Я послушался, и странное дело — мне вдруг стало очень хорошо. Я оглядел комнату, четырех человек в ней, останки на полу, и понял — вот мой дом. Здесь я нужен. Здесь я делаю важное дело, делаю для всех. Все должно быть хорошо, а для этого надо крутить РУЧКУ. Днем крутить, ночью крутить, зимой крутить, летом, всегда. Кручу я, значит, и времени не чувствую.

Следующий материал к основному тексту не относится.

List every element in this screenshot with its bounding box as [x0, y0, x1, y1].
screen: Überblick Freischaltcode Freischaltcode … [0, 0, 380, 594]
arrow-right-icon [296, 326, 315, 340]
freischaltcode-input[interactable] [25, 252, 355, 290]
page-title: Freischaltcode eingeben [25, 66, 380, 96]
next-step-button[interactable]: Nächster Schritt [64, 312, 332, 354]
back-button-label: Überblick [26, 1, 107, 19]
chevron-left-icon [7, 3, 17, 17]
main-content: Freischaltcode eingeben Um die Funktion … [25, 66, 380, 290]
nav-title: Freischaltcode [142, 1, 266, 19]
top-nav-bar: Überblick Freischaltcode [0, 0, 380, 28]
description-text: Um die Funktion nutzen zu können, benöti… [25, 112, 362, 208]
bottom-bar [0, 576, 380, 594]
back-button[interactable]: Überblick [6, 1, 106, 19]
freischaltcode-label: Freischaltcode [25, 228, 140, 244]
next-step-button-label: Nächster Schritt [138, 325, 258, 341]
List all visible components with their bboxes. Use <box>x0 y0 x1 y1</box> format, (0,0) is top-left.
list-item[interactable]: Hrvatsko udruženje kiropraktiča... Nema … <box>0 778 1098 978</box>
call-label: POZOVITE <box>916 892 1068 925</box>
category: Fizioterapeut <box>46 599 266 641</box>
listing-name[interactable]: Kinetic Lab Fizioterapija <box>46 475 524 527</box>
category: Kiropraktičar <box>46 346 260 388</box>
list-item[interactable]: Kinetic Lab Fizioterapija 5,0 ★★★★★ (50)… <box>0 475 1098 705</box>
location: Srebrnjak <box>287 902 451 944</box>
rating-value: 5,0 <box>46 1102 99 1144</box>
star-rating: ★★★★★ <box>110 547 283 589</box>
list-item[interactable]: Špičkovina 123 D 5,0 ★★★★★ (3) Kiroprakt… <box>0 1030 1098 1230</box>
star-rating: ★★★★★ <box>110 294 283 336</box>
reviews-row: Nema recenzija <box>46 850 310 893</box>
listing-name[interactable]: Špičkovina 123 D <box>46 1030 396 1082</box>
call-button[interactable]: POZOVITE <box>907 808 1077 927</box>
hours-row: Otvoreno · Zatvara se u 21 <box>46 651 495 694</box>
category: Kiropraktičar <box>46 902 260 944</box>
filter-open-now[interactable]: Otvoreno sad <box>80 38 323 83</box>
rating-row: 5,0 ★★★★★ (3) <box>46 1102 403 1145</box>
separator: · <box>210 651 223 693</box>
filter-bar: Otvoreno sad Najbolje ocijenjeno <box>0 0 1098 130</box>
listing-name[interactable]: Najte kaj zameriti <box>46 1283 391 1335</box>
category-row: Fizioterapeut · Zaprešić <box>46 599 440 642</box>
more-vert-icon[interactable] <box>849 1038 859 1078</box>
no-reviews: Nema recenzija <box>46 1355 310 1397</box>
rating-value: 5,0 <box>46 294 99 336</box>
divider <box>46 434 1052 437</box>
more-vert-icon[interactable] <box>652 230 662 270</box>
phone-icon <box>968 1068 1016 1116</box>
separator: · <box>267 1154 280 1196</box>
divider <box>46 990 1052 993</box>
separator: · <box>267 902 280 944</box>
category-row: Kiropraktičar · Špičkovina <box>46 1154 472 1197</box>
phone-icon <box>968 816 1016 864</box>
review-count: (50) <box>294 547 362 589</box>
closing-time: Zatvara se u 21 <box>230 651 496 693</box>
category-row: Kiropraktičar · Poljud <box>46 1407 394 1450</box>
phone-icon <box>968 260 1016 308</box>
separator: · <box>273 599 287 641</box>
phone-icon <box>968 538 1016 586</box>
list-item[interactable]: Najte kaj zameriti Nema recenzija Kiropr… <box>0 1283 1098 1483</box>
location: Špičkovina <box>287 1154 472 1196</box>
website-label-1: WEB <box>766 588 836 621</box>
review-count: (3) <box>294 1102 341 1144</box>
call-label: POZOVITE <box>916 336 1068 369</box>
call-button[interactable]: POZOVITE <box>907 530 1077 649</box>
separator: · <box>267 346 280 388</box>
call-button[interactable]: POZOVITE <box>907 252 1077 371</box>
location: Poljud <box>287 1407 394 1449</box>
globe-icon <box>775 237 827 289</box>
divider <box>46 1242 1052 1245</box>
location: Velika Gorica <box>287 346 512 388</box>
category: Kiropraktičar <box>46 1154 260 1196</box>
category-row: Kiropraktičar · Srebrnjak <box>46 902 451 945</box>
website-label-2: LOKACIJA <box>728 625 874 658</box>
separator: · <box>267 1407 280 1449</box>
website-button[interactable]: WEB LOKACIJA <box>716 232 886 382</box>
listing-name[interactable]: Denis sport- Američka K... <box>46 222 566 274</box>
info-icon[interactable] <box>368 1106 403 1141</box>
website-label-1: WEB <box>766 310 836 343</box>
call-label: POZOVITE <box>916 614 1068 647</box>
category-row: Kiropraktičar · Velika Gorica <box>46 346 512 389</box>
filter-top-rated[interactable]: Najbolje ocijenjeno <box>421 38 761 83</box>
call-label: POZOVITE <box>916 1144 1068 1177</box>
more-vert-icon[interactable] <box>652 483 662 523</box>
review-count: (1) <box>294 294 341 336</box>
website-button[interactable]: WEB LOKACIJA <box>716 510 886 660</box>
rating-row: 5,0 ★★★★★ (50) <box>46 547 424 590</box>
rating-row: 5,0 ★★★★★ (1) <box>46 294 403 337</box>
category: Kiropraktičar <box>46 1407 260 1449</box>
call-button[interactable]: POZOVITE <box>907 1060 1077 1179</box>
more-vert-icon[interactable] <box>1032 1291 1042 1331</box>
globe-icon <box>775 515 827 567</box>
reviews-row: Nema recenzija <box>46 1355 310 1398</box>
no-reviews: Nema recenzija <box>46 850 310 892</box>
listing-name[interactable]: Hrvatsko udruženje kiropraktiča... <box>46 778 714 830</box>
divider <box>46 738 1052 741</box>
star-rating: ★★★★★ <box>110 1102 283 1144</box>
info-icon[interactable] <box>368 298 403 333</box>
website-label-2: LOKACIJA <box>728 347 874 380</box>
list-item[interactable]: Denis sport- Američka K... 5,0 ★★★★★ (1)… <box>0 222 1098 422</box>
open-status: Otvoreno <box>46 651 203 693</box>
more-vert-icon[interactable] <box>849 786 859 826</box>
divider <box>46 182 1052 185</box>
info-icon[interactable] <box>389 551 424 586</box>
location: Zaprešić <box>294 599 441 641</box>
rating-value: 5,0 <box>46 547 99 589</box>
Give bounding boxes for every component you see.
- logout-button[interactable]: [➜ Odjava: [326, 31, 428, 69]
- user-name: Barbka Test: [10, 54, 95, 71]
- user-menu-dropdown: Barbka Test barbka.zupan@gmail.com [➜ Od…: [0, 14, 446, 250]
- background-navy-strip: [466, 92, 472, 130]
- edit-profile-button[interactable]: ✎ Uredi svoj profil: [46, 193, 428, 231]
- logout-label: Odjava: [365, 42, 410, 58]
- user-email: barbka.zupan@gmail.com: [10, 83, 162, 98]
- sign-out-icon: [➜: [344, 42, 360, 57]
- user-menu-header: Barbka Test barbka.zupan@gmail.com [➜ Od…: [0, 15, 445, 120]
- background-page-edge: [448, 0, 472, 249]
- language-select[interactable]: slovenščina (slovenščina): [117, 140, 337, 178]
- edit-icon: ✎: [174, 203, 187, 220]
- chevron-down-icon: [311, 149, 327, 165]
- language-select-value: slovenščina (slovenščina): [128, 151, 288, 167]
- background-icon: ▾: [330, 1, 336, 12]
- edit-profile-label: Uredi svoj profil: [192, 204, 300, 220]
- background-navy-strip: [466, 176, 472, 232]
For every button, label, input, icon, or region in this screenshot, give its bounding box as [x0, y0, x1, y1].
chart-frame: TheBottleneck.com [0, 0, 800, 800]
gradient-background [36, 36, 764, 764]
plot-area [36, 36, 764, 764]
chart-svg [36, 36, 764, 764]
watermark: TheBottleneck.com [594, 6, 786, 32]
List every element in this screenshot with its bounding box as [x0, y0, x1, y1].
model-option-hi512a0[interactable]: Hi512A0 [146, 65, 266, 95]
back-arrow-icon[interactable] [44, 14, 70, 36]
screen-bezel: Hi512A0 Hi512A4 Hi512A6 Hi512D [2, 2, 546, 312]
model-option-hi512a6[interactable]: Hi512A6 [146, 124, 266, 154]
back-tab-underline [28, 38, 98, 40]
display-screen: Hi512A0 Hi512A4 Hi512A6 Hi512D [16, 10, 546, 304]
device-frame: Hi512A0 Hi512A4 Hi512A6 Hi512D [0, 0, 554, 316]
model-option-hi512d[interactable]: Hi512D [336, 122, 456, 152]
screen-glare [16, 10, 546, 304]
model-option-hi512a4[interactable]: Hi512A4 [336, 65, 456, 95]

Вот, кажется, только начал, а по часам уже час прошел, а где час там и два, вот и вечер настал, смена кончилась, а я все верчу да верчу, никак остановиться не могу, глядь, а уже утро, какой сегодня день — вторник, да, ну, буду крутить дальше, а вот и среда, и четверг, и пятница, и суббота, и воскресенье, и снова понедельник, вторник, среда, четверг, пятница, суббота, воскресенье, вот и октябрь месяц кончился, ноябрь пошел, а я все кручу, час за часом, день за днем, а там, дай Бог, и декабрь будет, и Новый год, с праздником вас, дорогие мои, желаю здоровья, счастья и успехов в личной жизнь, только не кушайте слишком много, а то будете животами маяться, а я первого числа отдохну, отосплюсь, как следует, и снова на работу, снова ручку крутить буду!